In 1984, Warner Books published “The Policeman’s Beard Is Half-Constructed: Computer Prose and Poetry,” a collection credited to Racter, a program written by William Chamberlain and Thomas Etter, with illustrations by Joan Hall. The Internet Archive’s record of the book confirms it was “created by Racter, a computer program,” and the book was marketed as the first book ever written by a computer. Its strange, dreamlike prose (“More than iron, more than lead, more than gold I need electricity”) became a touchstone for early discussions of machine creativity.
Racter, whose name is short for raconteur, generated text using a system of templates, grammatical rules, and stored vocabulary, randomly assembling sentences while keeping enough syntactic structure to read as eerily coherent. It belongs to the same conversational-AI lineage as ELIZA and PARRY: a program that produced human-seeming language through clever rule-based manipulation rather than any understanding of meaning. A simplified interactive version was later sold for home computers.
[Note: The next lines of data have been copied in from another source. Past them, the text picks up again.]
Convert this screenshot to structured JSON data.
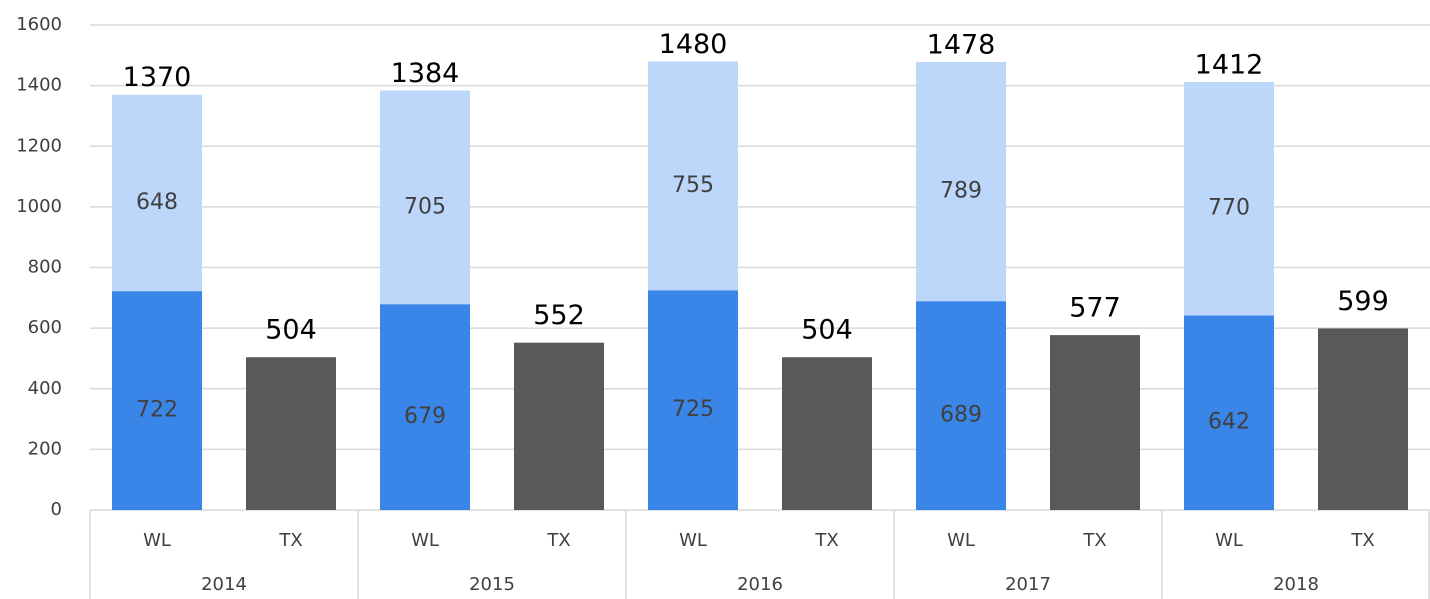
{
  "chart_data": {
    "type": "stacked-bar",
    "categories": [
      "WL",
      "TX",
      "WL",
      "TX",
      "WL",
      "TX",
      "WL",
      "TX",
      "WL",
      "TX"
    ],
    "groups": [
      "2014",
      "2015",
      "2016",
      "2017",
      "2018"
    ],
    "series": [
      {
        "color": "#3a86e8",
        "values": [
          722,
          null,
          679,
          null,
          725,
          null,
          689,
          null,
          642,
          null
        ]
      },
      {
        "color": "#bdd7fb",
        "values": [
          648,
          null,
          705,
          null,
          755,
          null,
          789,
          null,
          770,
          null
        ]
      },
      {
        "color": "#595959",
        "values": [
          null,
          504,
          null,
          552,
          null,
          504,
          null,
          577,
          null,
          599
        ]
      }
    ],
    "totals": [
      1370,
      null,
      1384,
      null,
      1480,
      null,
      1478,
      null,
      1412,
      null
    ],
    "ylim": [
      0,
      1600
    ],
    "yticks": [
      0,
      200,
      400,
      600,
      800,
      1000,
      1200,
      1400,
      1600
    ],
    "grid": true
  }
}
The book also became a small controversy about authorship. The polished prose in the published volume was widely judged to be far more sophisticated than what the released consumer version of Racter could produce, suggesting heavy human selection and editing of the program’s output, a debate that prefigures today’s questions about how much credit a generative system deserves for text a human curated.
For a general reader, Racter is an early, vivid case of an AI presented as an author, raising the still-current question of what it means to say a machine “wrote” something, and how much of the result is really the human shaping it.